Admirable « Secret de Brokeback Mountain »

par Bettina Soulez
jeudi 23 février 2006

Trois toits qui abritent trois couples, un appartement (placé au-dessus d’une laverie) et qui devient immonde : désordre, abandon, manque de soin, à l’image de ce couple où la femme est mal aimée...Une maison clinquante et propre, mais vide de sens : elle n’est qu’une représentation d’un statut social, à l’image de ce couple dont le mari n’est pas estimé, et où tout l’apparat vient de la femme... Une montagne haute, belle, aux nombreux vallons, tantôt abrupte, tantôt câline, et qui, dans sa beauté, son dénuement et son absence de référence à la société des hommes, accueille cette union de deux hommes, sans jugement possible, comme elle accepte, par ailleurs, depuis la nuit des temps, le foisonnement de vies aux formes différentes.

Jack a un coup de foudre pour Ennis, Ennis del Mar comme il le baptise aussitôt. Ennis, si seul, muré et perdu, qui vivait sans conscience une période de transition. Transition entre une enfance cahotante et une vie d’adulte conventionnelle toute tracée : il va se marier, comme son frère, comme sa soeur. Et le désir de Jack pour Ennis fait peut-être exister Ennis pour la première fois. Car cet Ennis est un gars solide mais indécis, il n’a pas de plan, on a souvent décidé pour lui et il ne sait ni choisir ni renoncer : sa vie entière est ainsi, un pas après l’autre, avec sincérité. Et Jack, lui, l’aime tel quel, en dehors de ses références habituelles.

Oui, nous sommes très loin, en effet, des grands classiques du western ! Pourtant des thèmes usuels sont là : la rudesse des hommes, la dureté de la vie, la beauté éclatante de la nature quoi qu’il arrive, la passion entre deux personnes, la filiation, l’absence réelle ou ressentie du père, le manque de mots pour dire ce que l’on ressent, le corps qui réclame le toucher doux ou violent, qu’importe, mais le toucher, l’empathie d’une mère qui n’a pas les mots mais accepte ce que vit son fils et connaît les éternels gestes de la tendresse, les jeunes femmes qui se marient pleines d’allant, puis qui s’affadissent et s’enlaidissent lorsque leur couple les laisse déçues, les enfants qui ne jugent pas les adultes mais prennent ce qu’on leur donne, l’importance du "matériel" dans la vie de tous les jours parce que le dénuement absolu ferait trop souffrir... et d’autres thèmes encore, tels que l’évolution et la solitude de ces deux femmes qui n’osent comprendre, font face et portent leur famille... l’intolérance d’une société de mecs blindés bien pensants... cet amour impossible, incontrôlé et sincère... le désert que provoque cette marginalisation difficile à assumer... cette communication qui passe si mal entre les êtres...

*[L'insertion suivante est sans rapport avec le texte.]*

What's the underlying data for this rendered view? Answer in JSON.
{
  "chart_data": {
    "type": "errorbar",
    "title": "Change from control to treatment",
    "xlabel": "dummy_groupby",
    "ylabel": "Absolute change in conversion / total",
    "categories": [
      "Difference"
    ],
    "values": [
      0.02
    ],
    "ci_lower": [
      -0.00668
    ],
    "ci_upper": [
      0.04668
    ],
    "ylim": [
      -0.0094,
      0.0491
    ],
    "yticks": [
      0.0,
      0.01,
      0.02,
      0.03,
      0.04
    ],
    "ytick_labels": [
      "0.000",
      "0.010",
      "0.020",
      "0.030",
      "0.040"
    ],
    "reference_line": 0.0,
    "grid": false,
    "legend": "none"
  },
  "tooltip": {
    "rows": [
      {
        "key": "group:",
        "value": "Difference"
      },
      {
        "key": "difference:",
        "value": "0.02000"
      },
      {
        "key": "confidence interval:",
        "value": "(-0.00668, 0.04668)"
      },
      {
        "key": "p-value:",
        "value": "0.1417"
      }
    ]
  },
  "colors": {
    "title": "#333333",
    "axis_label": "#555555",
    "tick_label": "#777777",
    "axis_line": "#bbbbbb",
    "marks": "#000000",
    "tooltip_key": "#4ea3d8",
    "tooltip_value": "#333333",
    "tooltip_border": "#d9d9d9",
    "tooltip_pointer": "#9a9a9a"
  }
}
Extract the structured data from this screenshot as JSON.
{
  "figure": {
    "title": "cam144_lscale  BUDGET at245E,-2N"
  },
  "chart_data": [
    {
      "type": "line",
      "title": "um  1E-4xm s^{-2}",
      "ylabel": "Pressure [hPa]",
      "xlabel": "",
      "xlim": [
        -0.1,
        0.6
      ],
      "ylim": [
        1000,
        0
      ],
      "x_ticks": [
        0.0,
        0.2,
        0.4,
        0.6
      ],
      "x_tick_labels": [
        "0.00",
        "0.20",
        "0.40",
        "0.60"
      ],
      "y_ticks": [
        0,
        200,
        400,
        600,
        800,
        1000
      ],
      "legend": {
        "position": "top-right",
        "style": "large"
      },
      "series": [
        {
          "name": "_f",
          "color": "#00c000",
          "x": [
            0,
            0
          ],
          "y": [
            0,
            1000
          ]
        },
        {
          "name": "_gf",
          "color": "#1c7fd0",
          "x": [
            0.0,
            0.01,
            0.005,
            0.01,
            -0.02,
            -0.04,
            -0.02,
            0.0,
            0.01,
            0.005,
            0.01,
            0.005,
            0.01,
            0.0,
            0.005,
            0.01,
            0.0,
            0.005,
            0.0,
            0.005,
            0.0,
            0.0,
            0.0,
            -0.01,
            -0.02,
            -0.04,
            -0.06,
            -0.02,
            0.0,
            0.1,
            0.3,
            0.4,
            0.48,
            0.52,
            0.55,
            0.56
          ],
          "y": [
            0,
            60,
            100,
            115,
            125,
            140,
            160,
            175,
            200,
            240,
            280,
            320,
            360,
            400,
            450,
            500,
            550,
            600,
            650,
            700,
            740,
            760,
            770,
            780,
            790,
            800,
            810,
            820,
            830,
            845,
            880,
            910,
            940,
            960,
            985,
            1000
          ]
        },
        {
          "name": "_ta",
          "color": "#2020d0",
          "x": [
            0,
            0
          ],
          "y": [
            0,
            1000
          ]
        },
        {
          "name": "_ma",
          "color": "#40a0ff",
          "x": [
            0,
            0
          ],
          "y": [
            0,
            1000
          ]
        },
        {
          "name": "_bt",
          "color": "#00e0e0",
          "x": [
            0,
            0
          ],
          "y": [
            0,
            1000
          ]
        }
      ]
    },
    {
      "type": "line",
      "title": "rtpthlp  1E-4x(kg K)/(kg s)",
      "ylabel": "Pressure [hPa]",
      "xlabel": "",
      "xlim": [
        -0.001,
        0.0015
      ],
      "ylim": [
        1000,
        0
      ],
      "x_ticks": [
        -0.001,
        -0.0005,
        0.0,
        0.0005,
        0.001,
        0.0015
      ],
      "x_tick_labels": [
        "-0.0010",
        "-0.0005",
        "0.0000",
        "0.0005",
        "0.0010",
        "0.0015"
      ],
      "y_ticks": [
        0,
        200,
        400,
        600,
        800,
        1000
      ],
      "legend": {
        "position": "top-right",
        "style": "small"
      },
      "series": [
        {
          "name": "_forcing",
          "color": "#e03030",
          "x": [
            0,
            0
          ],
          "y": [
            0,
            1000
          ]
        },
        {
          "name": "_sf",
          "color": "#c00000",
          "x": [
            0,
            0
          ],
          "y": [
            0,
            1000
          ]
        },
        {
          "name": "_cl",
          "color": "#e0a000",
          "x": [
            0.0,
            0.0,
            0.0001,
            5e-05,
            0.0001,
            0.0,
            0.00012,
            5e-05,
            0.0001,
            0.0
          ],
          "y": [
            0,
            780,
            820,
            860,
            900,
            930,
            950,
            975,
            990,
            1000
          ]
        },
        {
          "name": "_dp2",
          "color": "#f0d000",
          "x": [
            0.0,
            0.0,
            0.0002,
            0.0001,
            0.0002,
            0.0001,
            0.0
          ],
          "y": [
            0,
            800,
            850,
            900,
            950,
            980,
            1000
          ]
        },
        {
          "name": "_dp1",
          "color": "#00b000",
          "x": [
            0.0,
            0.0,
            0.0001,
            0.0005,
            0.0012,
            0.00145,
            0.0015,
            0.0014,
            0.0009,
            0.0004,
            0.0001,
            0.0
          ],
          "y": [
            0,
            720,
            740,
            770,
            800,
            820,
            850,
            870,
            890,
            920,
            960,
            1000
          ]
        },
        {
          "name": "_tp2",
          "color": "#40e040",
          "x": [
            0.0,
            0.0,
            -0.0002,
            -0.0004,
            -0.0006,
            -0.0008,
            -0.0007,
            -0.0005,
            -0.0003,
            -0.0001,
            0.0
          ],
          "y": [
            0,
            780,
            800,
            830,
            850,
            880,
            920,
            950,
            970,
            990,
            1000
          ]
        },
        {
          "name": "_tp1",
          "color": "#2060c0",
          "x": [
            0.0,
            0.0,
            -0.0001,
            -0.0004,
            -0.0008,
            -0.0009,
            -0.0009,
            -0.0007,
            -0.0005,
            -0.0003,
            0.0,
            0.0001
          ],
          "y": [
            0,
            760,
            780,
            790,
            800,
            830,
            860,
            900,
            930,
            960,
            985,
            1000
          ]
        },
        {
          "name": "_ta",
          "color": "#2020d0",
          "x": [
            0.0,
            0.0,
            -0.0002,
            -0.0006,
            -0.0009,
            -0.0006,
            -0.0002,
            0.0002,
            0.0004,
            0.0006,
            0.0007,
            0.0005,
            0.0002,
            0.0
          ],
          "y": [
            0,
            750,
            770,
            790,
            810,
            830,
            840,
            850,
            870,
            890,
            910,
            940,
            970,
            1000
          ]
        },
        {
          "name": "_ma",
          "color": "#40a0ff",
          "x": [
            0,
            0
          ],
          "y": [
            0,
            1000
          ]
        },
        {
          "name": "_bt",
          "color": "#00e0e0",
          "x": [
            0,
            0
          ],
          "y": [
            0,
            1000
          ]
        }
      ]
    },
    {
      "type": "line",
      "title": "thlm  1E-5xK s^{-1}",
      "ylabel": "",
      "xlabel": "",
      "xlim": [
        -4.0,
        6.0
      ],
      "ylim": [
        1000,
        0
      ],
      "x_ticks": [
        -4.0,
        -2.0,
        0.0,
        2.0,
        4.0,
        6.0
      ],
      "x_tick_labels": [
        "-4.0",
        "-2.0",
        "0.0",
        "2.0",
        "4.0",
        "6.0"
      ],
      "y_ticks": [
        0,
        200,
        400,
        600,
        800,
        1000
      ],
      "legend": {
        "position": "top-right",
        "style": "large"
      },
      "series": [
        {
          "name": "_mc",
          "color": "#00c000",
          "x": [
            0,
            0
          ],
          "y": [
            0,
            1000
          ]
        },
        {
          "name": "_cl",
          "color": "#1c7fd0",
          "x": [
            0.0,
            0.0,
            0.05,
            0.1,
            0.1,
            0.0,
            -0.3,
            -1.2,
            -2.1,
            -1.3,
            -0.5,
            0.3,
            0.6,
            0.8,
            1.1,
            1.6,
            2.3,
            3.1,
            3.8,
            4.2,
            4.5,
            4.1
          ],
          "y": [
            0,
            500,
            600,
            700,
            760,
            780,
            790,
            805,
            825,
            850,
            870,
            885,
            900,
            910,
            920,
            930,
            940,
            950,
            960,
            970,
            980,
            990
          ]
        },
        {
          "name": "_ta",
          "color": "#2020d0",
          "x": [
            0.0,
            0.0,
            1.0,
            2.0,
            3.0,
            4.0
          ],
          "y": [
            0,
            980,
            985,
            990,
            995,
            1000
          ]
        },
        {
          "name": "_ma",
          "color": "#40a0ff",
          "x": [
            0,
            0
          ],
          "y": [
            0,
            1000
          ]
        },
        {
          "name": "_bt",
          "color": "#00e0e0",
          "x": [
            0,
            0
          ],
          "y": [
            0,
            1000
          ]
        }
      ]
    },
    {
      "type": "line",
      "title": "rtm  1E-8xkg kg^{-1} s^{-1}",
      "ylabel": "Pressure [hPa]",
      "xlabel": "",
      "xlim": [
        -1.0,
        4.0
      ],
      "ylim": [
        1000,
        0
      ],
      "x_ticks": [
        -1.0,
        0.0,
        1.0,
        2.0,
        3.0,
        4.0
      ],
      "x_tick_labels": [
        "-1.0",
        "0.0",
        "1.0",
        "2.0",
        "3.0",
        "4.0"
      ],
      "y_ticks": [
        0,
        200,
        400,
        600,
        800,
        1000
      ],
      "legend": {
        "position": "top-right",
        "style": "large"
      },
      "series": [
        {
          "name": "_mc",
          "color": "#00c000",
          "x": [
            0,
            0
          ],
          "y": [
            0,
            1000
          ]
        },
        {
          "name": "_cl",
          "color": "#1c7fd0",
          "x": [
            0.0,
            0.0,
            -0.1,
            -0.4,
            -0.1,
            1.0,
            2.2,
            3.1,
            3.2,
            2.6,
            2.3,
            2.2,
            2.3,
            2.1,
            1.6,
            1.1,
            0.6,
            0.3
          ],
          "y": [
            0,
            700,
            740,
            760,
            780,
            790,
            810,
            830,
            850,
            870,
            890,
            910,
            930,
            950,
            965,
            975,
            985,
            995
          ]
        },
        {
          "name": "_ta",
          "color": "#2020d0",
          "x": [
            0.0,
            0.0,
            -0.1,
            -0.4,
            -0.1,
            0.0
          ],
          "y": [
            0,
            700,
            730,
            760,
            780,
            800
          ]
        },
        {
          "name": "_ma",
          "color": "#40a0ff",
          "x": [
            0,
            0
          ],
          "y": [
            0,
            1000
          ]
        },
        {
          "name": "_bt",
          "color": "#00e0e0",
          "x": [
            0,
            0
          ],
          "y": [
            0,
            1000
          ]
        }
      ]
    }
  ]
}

Oui, j’ai tout aimé dans ce film : le choix de ces deux acteurs masculins, superbes... et les symboles... Par exemple, ce mouton, toison blanche sacrifiée le jour du "péché", attaqué par le loup, ce mouton sacrifié qui me rappelle aussi le sacrifice du fils auquel Abraham s’était résolu pour obéir à son Dieu... Car, ici, l’image du père tuant des homosexuels est évoquée au moins une fois.... Par exemple, encore, ces habitations (riches comme pauvres) aussi étouffantes les unes que les autres... Ou encore cet enfant silencieux qui mange enfin sa soupe quand il choisit d’obéir à son père, quel qu’il soit, au détriment du grand-père... Enfin, sublime image, la chemise de l’un, enveloppe qui contient ou qui protège l’enveloppe de l’autre, puis l’inversion...

Si vous craignez que cette histoire d’homo. vous impose des scènes offusquantes, vous vous trompez. Nous sommes transportés loin du racolage et de la provocation. Et ce film est exceptionnel, parce que nous sommes face à deux personnages qui vivent un lien unique, indestructible, qui, en dépit du contexte, reste admirable.